国際医療福祉大学三田病院 看護部長
共働きの家庭で育ちましたから、女性が働くことは当たり前だと思っていました。
栄養士や保育士も候補にある中で看護師を選んだのは、偶然見かけた友だちのお姉さんの白衣姿が、あまりにも格好良かったから。
あれは確か、高校からの帰り道。田んぼの小道を白衣姿で歩く、そのお姉さんの後姿を見ました。夕日に照らされ、キラキラと光る稲の中、キリッと立った白衣姿のお姉さん…とてもまぶしかった。
時代は東京オリンピックの頃。記憶は定かではないのですが、田んぼの中にぽつんと建ったその病院は、サナトリウムだったように思います。

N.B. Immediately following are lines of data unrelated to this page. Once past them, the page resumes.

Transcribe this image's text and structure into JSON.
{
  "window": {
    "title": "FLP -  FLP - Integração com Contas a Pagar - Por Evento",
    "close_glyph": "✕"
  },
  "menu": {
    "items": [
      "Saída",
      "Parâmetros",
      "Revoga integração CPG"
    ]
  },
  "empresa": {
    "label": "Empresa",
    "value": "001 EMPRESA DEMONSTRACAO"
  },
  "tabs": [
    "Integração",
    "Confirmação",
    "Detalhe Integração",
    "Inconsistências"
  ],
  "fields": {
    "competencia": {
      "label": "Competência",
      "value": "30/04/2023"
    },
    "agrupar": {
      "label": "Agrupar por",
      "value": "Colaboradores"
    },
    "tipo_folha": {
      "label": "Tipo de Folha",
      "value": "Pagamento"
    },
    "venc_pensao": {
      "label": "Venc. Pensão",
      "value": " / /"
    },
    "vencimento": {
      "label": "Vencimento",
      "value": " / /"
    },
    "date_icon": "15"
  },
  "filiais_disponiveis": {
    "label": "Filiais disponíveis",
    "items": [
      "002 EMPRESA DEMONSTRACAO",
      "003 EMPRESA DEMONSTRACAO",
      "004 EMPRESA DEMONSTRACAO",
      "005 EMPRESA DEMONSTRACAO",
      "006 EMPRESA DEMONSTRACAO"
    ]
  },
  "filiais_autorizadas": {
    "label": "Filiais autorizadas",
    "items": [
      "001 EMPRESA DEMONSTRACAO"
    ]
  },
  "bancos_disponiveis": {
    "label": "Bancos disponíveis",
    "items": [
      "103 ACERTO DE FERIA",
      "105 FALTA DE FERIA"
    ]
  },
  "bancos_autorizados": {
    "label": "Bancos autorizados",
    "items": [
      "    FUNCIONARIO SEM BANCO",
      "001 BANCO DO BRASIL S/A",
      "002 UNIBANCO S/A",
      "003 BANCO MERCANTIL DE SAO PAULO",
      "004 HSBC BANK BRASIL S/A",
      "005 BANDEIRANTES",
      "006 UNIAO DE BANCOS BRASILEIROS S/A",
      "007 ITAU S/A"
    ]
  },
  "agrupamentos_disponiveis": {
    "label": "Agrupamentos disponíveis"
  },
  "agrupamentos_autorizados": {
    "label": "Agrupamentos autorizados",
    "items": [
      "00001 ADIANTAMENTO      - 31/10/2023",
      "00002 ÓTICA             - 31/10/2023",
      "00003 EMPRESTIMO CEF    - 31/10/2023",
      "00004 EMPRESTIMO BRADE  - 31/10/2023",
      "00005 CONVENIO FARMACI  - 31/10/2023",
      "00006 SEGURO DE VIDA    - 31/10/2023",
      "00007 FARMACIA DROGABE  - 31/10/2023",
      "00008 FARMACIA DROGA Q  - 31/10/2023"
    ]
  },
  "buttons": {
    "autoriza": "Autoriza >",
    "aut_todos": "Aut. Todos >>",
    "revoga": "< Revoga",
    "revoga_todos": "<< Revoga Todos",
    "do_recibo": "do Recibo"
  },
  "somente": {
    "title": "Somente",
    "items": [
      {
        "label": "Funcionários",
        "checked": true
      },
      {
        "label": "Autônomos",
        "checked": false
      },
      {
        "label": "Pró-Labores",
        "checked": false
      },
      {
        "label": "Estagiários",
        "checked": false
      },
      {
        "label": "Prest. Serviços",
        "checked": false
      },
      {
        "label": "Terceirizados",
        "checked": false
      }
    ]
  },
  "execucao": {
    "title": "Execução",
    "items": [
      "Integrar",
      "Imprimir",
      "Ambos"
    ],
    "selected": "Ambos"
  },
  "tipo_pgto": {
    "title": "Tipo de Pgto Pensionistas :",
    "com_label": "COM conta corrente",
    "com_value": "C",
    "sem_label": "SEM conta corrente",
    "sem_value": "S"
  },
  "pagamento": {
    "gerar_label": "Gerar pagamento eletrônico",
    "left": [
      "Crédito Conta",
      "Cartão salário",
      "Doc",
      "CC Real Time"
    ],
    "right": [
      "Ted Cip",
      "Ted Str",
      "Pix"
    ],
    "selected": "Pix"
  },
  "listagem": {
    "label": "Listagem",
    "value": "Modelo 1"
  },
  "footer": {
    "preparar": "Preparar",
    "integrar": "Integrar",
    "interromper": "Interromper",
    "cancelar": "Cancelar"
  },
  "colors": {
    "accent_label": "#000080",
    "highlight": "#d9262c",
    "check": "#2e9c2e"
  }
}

性格上、「もしかしたら一生独身かもしれないから、職業婦人になろう」と、幼心に覚悟していたものですが、意外と早く24歳で結婚しました。その後も休まず働き続け、2009年4月、30年以上勤めた都立病院から当院に赴任してきたばかりです。ある意味、「職業婦人」も間違っていないようです(笑)。
看護観は時と共に変遷してきました。
今、思うのは「プロとしての看護・アセスメントはどうあるべきか」です。
子どもが熱を出したときに、お母さんが水枕を当ててやるのも、立派な看護。しかし、「子どもを治したい一心」で行う母の看護とは違い、「根拠は何か」まで推し量って行うのが、私たち看護師の看護です。同じ処置でも、私たちは看護の「プロ」なのです。
そうは言っても、私も子の母です。母でいるときは、仕事のときほど冷静ではいられなかったように思います。眠い目をこすりながら電車に乗る、制服を着て、鏡の前でナースキャップを被る。この一連のプロセスを経てようやく “母”から“看護師”に切り替わることができました。
東京タワーが望める都心の病院「三田病院」の中核を担っているのは、「がん」「脊椎・脊髄」「循環器」の三本柱です。
一本目の「がん」は、「東京都認定がん診療病院」として最高の医療技術を持つ専門医が多数在籍。各臓器のスペシャリストのほか、胃がんの権威で王貞治さんの主治医・北島先生(学長)が在籍していることでも知られています。
二本目の「脊椎・脊髄」は、2006年・みのもんたさんの手術を成功させたことで一躍有名になりました。
メディアにも多数取り上げられている当院には、全国各地から患者さんが集まってきます。
そして三本目の「循環器」は、まさにこれから。2009年6月より、社団法人日本循環器学会理事長を務める小川先生が院長に就任しました。2011年の新病院棟完成に合わせて、最新の診断と治療機器等新しいシステムを導入した「心臓病センター」の新設が予定されています。スペシャリストの医師と働けることは看護のレベルアップに非常に有効です。
当院は「チーム医療」を重点的に行っているので、職員同士、日ごろからコミュニケーションがよく取れています。
赴任してきたばかりの頃、初対面から気持ちの良い挨拶をしてくれる職員たちに「フレンドリーだなぁ」と、とても良い印象を受けたのを覚えています。
国際医療福祉大学には現在、医学部がなく、看護師、PT・OT・ST、放射線技師、薬剤師等、医療スタッフを育てる大学です。だから、「横のつながりを大切にしよう」という意識が特に強いんですね。
子育てを重視するお母さんが多いけど、私の場合は子育てと仕事、両方があってバランスがとれていたんだと思います。家庭で妻と母の二役をこなす私にとっては、仕事が「自分の時間」だったんです。
夜勤のとき、夫が「何とかして」と連れてきた、泣き止まない子どもに母乳を飲ませたこともありました。子どもたちを保育園に送迎するため、自動車免許も取りました。
20代で子どもを生んだ私は、子どもと一緒に成長してきたように思います。決して良いお母さんではありませんでしたが、大変だったことも、振り返ってみれば良い思い出です。
私は転職も「有」だと思います。でも、「隣の芝生は青く見える」と言うように、どの病院に行っても、良い部分ばかりではありません。その認識を持つことが必要です。どこにいても、マイナス面や大変なことを「大変」と思っているだけじゃ、何も変わらないんですよね。今まさに転職を考えている皆さんも、次の職場では「自分の職場は自分たちで改善!」くらいの気持ちを持って働いて欲しいです。
あとは、家族とよく話し合って協力してもらうこと。私も夫や子どもたち(そして愛猫)には、面と向かって言葉に出さないけど…、感謝しているんですよ。